I have the following series
3/2, 4/3, 5/4, 6/5….
the nth term could be expressed as n+2/n+1.
I cant seem to work out how to get the limit of this function as most of the books describe the sum to infinity as a/1 -r.
With a = 3/2 and being the first term, I am confused as to what r should equal. As this sequence does not seem to have a common ratio. I thought that r would be the common ratio.
Maybe I am going down the wrong line of thinking so please clarify how to find the limit and the r variable in the equation.
Many Thanks
Best Answer
Suppose that the $n$-th term of a certain sequence is $\dfrac{n+2}{n+1}$. Note that $$\frac{n+2}{n+1}=1+\frac{1}{n+1}.$$ As $n\to\infty$, the $\dfrac{1}{n+1}$ part approaches $0$, so our limit is $1$.
Or else we can divide top and bottom by $n$, obtaining $$\frac{n+2}{n+1}=\frac{1+\frac{2}{n}}{1+\frac{1}{n}}.$$ As $n\to\infty$, $1+\dfrac{2}{n}\to 1$, and $1+\dfrac{1}{n}\to 1$, so our limit is $1$.
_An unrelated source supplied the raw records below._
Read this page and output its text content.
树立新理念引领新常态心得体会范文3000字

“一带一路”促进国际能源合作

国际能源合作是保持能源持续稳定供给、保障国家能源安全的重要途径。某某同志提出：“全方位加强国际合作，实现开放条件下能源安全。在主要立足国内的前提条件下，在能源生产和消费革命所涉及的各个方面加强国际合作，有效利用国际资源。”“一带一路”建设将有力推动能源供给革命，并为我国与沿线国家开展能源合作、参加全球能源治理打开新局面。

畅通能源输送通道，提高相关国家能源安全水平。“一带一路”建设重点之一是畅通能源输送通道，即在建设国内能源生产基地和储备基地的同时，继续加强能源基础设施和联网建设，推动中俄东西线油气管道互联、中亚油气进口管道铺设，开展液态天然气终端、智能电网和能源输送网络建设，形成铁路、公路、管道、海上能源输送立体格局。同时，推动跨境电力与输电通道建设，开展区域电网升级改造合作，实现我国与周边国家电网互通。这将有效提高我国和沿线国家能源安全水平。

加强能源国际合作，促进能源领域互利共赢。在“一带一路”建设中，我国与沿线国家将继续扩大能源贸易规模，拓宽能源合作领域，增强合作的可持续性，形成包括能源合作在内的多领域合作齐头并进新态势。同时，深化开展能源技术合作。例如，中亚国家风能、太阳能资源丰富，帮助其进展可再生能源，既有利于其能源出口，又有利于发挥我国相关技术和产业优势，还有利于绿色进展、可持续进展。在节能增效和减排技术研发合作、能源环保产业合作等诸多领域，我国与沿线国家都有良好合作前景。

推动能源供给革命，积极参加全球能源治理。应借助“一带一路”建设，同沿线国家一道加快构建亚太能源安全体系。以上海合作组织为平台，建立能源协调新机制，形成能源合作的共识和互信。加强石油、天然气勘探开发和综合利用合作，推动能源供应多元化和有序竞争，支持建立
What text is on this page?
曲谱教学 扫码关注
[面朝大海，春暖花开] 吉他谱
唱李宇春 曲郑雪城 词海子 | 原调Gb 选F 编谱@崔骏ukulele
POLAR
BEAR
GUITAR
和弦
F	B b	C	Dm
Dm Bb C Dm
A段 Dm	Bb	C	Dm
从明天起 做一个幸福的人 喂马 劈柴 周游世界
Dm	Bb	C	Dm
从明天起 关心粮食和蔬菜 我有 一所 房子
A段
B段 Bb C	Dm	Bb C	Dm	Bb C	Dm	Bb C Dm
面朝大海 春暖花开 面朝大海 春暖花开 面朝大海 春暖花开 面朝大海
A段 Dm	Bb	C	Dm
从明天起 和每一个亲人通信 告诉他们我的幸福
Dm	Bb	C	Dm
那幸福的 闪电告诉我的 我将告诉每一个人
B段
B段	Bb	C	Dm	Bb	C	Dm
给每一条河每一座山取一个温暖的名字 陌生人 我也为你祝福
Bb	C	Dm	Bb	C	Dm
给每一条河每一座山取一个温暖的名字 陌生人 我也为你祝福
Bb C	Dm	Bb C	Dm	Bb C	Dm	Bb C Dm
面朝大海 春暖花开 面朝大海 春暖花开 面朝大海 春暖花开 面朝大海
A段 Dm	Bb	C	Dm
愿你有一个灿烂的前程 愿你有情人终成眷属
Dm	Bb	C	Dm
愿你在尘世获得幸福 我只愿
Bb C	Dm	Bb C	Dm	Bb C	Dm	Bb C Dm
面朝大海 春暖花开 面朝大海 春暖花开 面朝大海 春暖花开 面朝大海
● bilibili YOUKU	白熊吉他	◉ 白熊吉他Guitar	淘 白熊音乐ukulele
Remark: One can get useful information from the calculator. If you are interested in finding the limit as $n\to\infty$ of $a_n$, you can calculate $a_n$ for a few largish $n$. For example, ca;culate $\dfrac{n+2}{n+1}$ for $n=1000$ and for $n=10000$. It will now be plausible that the limit might be $1$. And once one knows that the "answer" should be $1$, it becomes easier to show that it is $1$.